News

Bank delays auction of nursery property

An auction of the former Shelter Island Gardens Nursery on St. Mary’s Road that had been scheduled for last Friday has been postponed until May 4. But Town Supervisor Jim Dougherty has said he’s doubtful it will occur then.

Suffolk County National Bank has foreclosed on owner Sean McLean, indicating through a legal notice that it had a $1.06 million lien on the property.

St. Mary’s Road neighbors have been vocal about what they call an eyesore in their area, hoping that a new owner would step in and clean up the property. It’s overgrown and there’s graffiti on several buildings.

A spokeswoman at Balfe & Holland, the Melville law firm representing Mr. McLean, declined to give any reason for the postponement. Mr. McLean could not be reached for comment.

Mr. Dougherty defended the lack of action on the town’s part in getting the property cleaned up, saying that the property owners were “disputing the facts” about whether the property had been abandoned, making it difficult to identify an appropriate time at which the town can take action.

Mr. McLean listed the property for sale in 2008. In May 2010, he said the nursery wouldn’t be reopening its retail business but that his Aberdeen Design Group would continue to provide landscape design services.

Then in August 2011, neighbors asked building inspector Bill Banks to inspect the property and submitted pictures of what they considered derelict and unsafe conditions. Mr. Banks said he found no reason to take any action against Mr. McLean, only suggesting that the grass could be cut and minor repairs could be made to buildings. But there was no mandated action.

The issue was an administrative matter for the Building Department, Mr. Dougherty told the Reporter at the time.

“It’s in their hands and I’ll keep my eye on it,” he said.

“We have that power” to require that properties on Shelter Island be adequately maintained, the supervisor commented in an interview last week, pointing to the abandoned Boylan house on Manhanset Road that was demolished early last summer under town orders.

But in the case of the nursery, although there hadn’t been walk-in business for several years, Mr.

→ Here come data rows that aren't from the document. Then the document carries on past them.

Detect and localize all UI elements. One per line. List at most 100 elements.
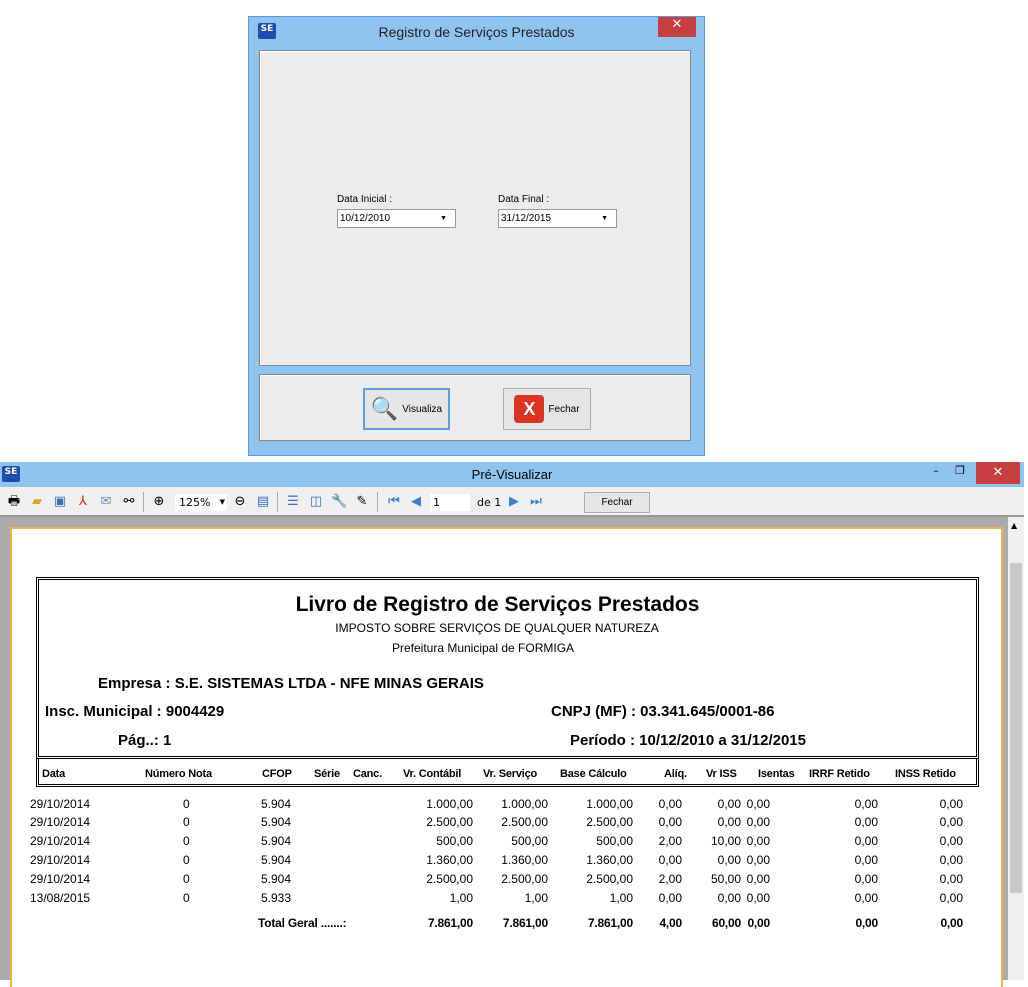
thumbnails-icon[interactable]: ◫ (309, 494, 323, 509)
chevron-down-icon[interactable]: ▼ (219, 498, 225, 506)
column-header-data: Data (42, 768, 66, 780)
cell-vr-iss: 0,00 (717, 815, 741, 829)
total-isentas: 0,00 (747, 916, 770, 930)
cell-cfop: 5.904 (261, 834, 292, 848)
cell-isentas: 0,00 (746, 834, 770, 848)
registro-dialog: SE Registro de Serviços Prestados ✕ Data… (248, 16, 705, 456)
last-page-icon[interactable]: ⏭ (530, 494, 542, 509)
zoom-select[interactable]: 125% ▼ (175, 494, 227, 511)
page-number-input[interactable]: 1 (430, 494, 470, 511)
total-base-calculo: 7.861,00 (587, 916, 633, 930)
column-header-base-calculo: Base Cálculo (560, 768, 627, 780)
data-inicial-picker[interactable]: 10/12/2010 ▼ (337, 209, 456, 228)
scroll-thumb[interactable] (1010, 563, 1022, 893)
zoom-out-icon[interactable]: ⊖ (234, 494, 246, 509)
cell-cfop: 5.904 (261, 797, 292, 811)
cell-isentas: 0,00 (746, 891, 770, 905)
column-header-numero-nota: Número Nota (145, 768, 212, 780)
cell-isentas: 0,00 (746, 872, 770, 886)
edit-icon[interactable]: ✎ (356, 494, 368, 509)
cell-numero-nota: 0 (183, 834, 190, 848)
cell-irrf-retido: 0,00 (854, 853, 878, 867)
close-button[interactable]: ✕ (658, 17, 696, 37)
find-icon[interactable]: ⚯ (123, 494, 135, 509)
cell-vr-iss: 0,00 (717, 891, 741, 905)
email-icon[interactable]: ✉ (100, 494, 112, 509)
cell-base-calculo: 2.500,00 (586, 815, 633, 829)
total-irrf-retido: 0,00 (855, 916, 878, 930)
open-icon[interactable]: ▰ (32, 494, 42, 509)
cell-base-calculo: 1.000,00 (586, 797, 633, 811)
magnifier-icon: 🔍 (370, 396, 399, 421)
zoom-in-icon[interactable]: ⊕ (153, 494, 165, 509)
fechar-button[interactable]: X Fechar (503, 388, 591, 430)
column-header-isentas: Isentas (758, 768, 795, 780)
save-icon[interactable]: ▣ (53, 494, 67, 509)
outline-icon[interactable]: ☰ (287, 494, 299, 509)
cell-vr-iss: 50,00 (710, 872, 741, 886)
report-page: Livro de Registro de Serviços Prestados … (10, 527, 1003, 987)
page-width-icon[interactable]: ▤ (256, 494, 270, 509)
filter-panel: Data Inicial : 10/12/2010 ▼ Data Final : … (259, 50, 691, 366)
cell-irrf-retido: 0,00 (854, 797, 878, 811)
cell-base-calculo: 500,00 (596, 834, 633, 848)
column-header-vr-iss: Vr ISS (706, 768, 737, 780)
data-final-label: Data Final : (498, 194, 550, 205)
cell-irrf-retido: 0,00 (854, 891, 878, 905)
data-final-picker[interactable]: 31/12/2015 ▼ (498, 209, 617, 228)
preview-title: Pré-Visualizar (471, 467, 553, 482)
report-subtitle: IMPOSTO SOBRE SERVIÇOS DE QUALQUER NATUR… (335, 621, 659, 635)
cell-vr-iss: 0,00 (717, 797, 741, 811)
cell-inss-retido: 0,00 (939, 853, 963, 867)
cell-base-calculo: 1,00 (609, 891, 633, 905)
first-page-icon[interactable]: ⏮ (388, 494, 400, 509)
column-header-vr-contabil: Vr. Contábil (403, 768, 462, 780)
print-icon[interactable]: 🖶 (7, 494, 21, 509)
cell-vr-servico: 500,00 (511, 834, 548, 848)
cell-numero-nota: 0 (183, 891, 190, 905)
report-prefeitura: Prefeitura Municipal de FORMIGA (391, 641, 575, 655)
column-header-vr-servico: Vr. Serviço (483, 768, 538, 780)
close-x-icon: X (514, 395, 545, 423)
preview-titlebar: SE Pré-Visualizar – ❐ ✕ (0, 462, 1024, 487)
cell-cfop: 5.933 (261, 891, 292, 905)
chevron-down-icon[interactable]: ▼ (601, 215, 608, 222)
scroll-up-icon[interactable]: ▲ (1011, 521, 1018, 530)
close-button[interactable]: ✕ (976, 462, 1020, 484)
column-header-cfop: CFOP (262, 768, 292, 780)
chevron-down-icon[interactable]: ▼ (440, 215, 447, 222)
cell-vr-servico: 1.360,00 (501, 853, 548, 867)
next-page-icon[interactable]: ▶ (509, 494, 519, 509)
fechar-preview-button[interactable]: Fechar (584, 492, 650, 513)
total-label: Total Geral .......: (258, 916, 347, 930)
column-header-serie: Série (314, 768, 340, 780)
report-header-box (36, 577, 979, 759)
cell-vr-iss: 0,00 (717, 853, 741, 867)
cell-inss-retido: 0,00 (939, 797, 963, 811)
vertical-scrollbar[interactable]: ▲ (1008, 517, 1024, 980)
total-vr-iss: 60,00 (711, 916, 741, 930)
total-aliq: 4,00 (659, 916, 682, 930)
cell-numero-nota: 0 (183, 797, 190, 811)
cell-irrf-retido: 0,00 (854, 834, 878, 848)
page-setup-icon[interactable]: 🔧 (331, 494, 348, 509)
cell-data: 29/10/2014 (30, 797, 91, 811)
separator (277, 492, 278, 512)
cell-cfop: 5.904 (261, 872, 292, 886)
cell-cfop: 5.904 (261, 815, 292, 829)
pdf-icon[interactable]: ⅄ (79, 494, 87, 509)
column-header-inss-retido: INSS Retido (895, 768, 956, 780)
maximize-button[interactable]: ❐ (955, 464, 965, 477)
cell-numero-nota: 0 (183, 853, 190, 867)
visualiza-button[interactable]: 🔍 Visualiza (363, 388, 450, 430)
cell-vr-contabil: 1,00 (449, 891, 473, 905)
zoom-value: 125% (179, 496, 211, 509)
cell-isentas: 0,00 (746, 815, 770, 829)
minimize-button[interactable]: – (933, 464, 939, 477)
cell-aliq: 0,00 (658, 797, 682, 811)
total-vr-servico: 7.861,00 (502, 916, 548, 930)
cell-vr-servico: 1,00 (524, 891, 548, 905)
data-inicial-value: 10/12/2010 (340, 213, 391, 224)
prev-page-icon[interactable]: ◀ (411, 494, 421, 509)
visualiza-label: Visualiza (402, 403, 443, 415)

McLean said last summer his wife Erin still was selling nursery stock from the property through her landscaping business. And former Town Supervisor Al Kilb Jr. declared at a Town Board work session that he had seen landscape workers convening at the nursery to begin their work days.

The topic of the nursery’s legal status was on some minds this winter as the Town Board continued to work on a zoning amendment to clarify the rules for regulating nonconforming business uses in residential areas. St. Mary’s Road neighbors seized on the opportunity at a public hearing to voice their ongoing concerns about the nursery property.

One of the leaders of the opposition, Dee Clark Moorhead, said she hoped a new owner wouldn’t operate a nursery at the site. It’s the existing code that would apply to the site, commented Mr. Dougherty. While the amendment, as drafted in a recent version, would give nonconforming businesses more than a decade of non-use before it lost its legal protection, the current code provides that a property loses its status if it is abandoned for a year.